Wedding Sequel

I'm trying to figure out where the cameras are. I feel like I'm starring in the sequel to Four Weddings and a Funeral, a project that could provide a nice boost to the local economy and the regional

Jun 21, 2006 at 2:06 pm

I'm trying to figure out where the cameras are. I feel like I'm starring in the sequel to Four Weddings and a Funeral, a project that could provide a nice boost to the local economy and the regional profile to counteract the struggles we seem to be having with our various development projects.

It's the story of my impending wedding, and I suppose I'm playing a somewhat major role. Let's hope my fiancee and I aren't bogging the crew down with endless bureaucratic red tape as they race around the city at a fast and furious pace documenting a life less ordinary than Hugh Grant's bumbling Brit from that romantic comedy classic.

First things first: Who wrote the script and what are they calling this movie in the making? Obviously they're working from a bigger-is-better mode, because there are a lot more than four blessed unions on the horizon.
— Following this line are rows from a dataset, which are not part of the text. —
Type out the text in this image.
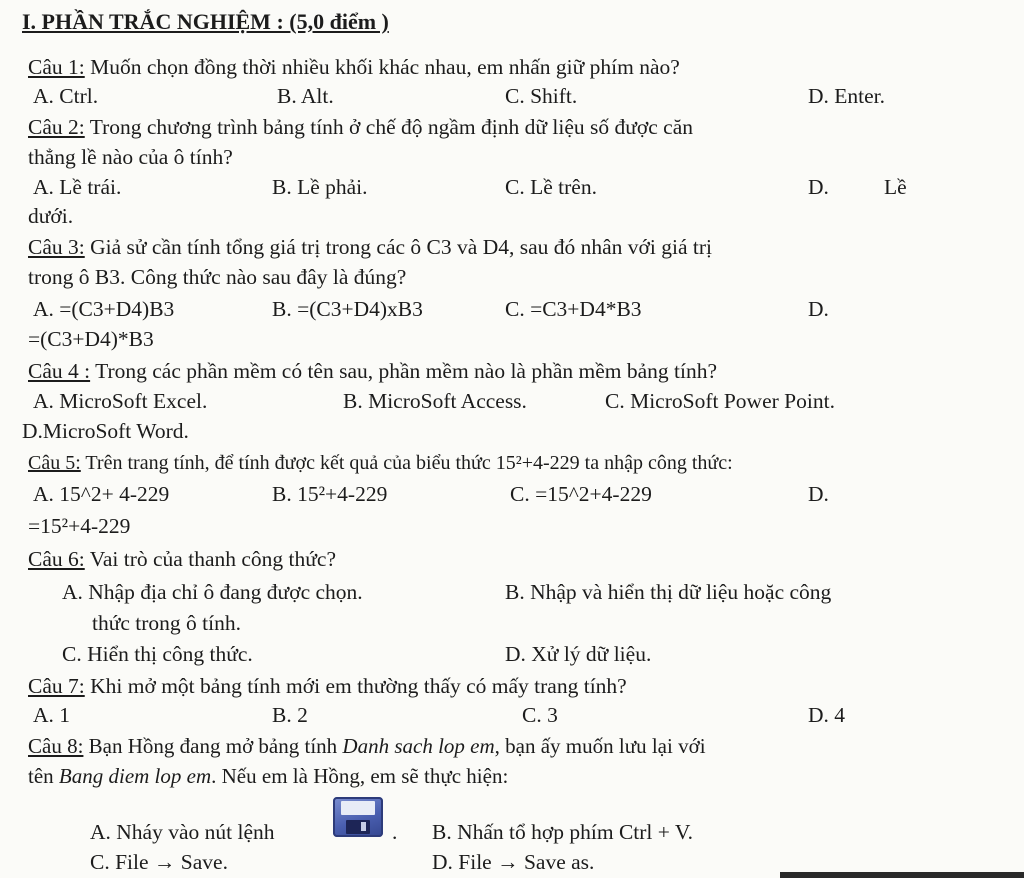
I. PHẦN TRẮC NGHIỆM : (5,0 điểm )
Câu 1: Muốn chọn đồng thời nhiều khối khác nhau, em nhấn giữ phím nào?
A. Ctrl.	B. Alt.	C. Shift.	D. Enter.
Câu 2: Trong chương trình bảng tính ở chế độ ngầm định dữ liệu số được căn
thẳng lề nào của ô tính?
A. Lề trái.	B. Lề phải.	C. Lề trên.	D.	Lề
dưới.
Câu 3: Giả sử cần tính tổng giá trị trong các ô C3 và D4, sau đó nhân với giá trị
trong ô B3. Công thức nào sau đây là đúng?
A. =(C3+D4)B3	B. =(C3+D4)xB3	C. =C3+D4*B3	D.
=(C3+D4)*B3
Câu 4 : Trong các phần mềm có tên sau, phần mềm nào là phần mềm bảng tính?
A. MicroSoft Excel.	B. MicroSoft Access.	C. MicroSoft Power Point.
D.MicroSoft Word.
Câu 5: Trên trang tính, để tính được kết quả của biểu thức 15²+4-229 ta nhập công thức:
A. 15^2+ 4-229	B. 15²+4-229	C. =15^2+4-229	D.
=15²+4-229
Câu 6: Vai trò của thanh công thức?
A. Nhập địa chỉ ô đang được chọn.	B. Nhập và hiển thị dữ liệu hoặc công
thức trong ô tính.
C. Hiển thị công thức.	D. Xử lý dữ liệu.
Câu 7: Khi mở một bảng tính mới em thường thấy có mấy trang tính?
A. 1	B. 2	C. 3	D. 4
Câu 8: Bạn Hồng đang mở bảng tính Danh sach lop em, bạn ấy muốn lưu lại với
tên Bang diem lop em. Nếu em là Hồng, em sẽ thực hiện:
A. Nháy vào nút lệnh	. B. Nhấn tổ hợp phím Ctrl + V.
C. File → Save.	D. File → Save as.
I swear every time I turn around I talk to someone planning a trip down the aisle or, like me and my beloved, up the stairs or on the patio of what I'm sure will be our favorite downtown restaurant once this project is in the can and awaiting word on the next greenlight (something cute and pitch-worthy like Maybe, Baby).

I was still living in Philly when I was carried onboard the Four Weddings express by a woman I'd been dating for a few months. (Let's call her Lisa because it's a common enough name that it could be anyone's and in fact it is her name, so that makes it easy.) She was four years older — a crucial age gap in the mid-to-late twenties stage when the woman's approaching the big 3-0 and the guy's not really approaching anything of any real consequence at all.

I would prove to be deaf, dumb and blind to all the signs at this railroad crossing. After a Saturday matinee on a rainy afternoon, we slipped inside a cab for a quick ride uptown to our favorite bookstore, and in hindsight I realize that was the exact point from which nothing would ever be the same for us again.

She'd already lived through her share of weddings and funerals and was ready to enjoy the events in-between, while I was just finding my way to the station for my first ride on the train. (I don't know about you, but I'm kinda digging this "runaway locomotive" of a metaphor.) We found ourselves bickering in the short days and weeks to come before we figured out what was going on — although I'm proud to say we didn't simply go our separate ways.

Instead we decided to remain faithful friends and share all the moments, the weddings and funerals and everything else. I remember Lisa taking the day off to sit with me as I mourned the loss of my grandmother. She held me as I cried, made me eat when I didn't have the strength to cry anymore and sent me home to help bury my nana, my angel.

I became her rock during moments of sickness in her family. During break-ups and make-ups, new loves and one-night stands, nothing could shake or break our bond.

It was like we'd taken the wedding vows and made them the contract of our friendship. Unlike the Hugh Grant and Kristin Scott Thomas characters in Four Weddings, there was no unrequited romantic longing. If anything, our relationship was practical to a fault.

It took Lisa finding her true love to trigger our spiritual connection. When she flew off years later to Cannes for the film festival, I remember sensing in the pit of my stomach the day she left that a change was gonna come. And sure enough, when she returned, she told me she met the guy who would become her husband and the father of their two adorable kids.

And now, on the cusp of my own wedding, I think of Lisa miles away in the City of Brotherly Love. I'm here, and this city is my home, the locus of my love, the scene of my big closeup. Yes, Mr. DeMille, I'm ready.

It took four weddings and a funeral to get Hugh Grant and Andie MacDowell together, and I suppose it's taken a whole lot more than that to get me on the verge of getting hitched.

Weddings and funerals, births and divorces, riotous acts and lots of Charis (grace) are just a sample of the details in this ongoing drama. And that's just the first act.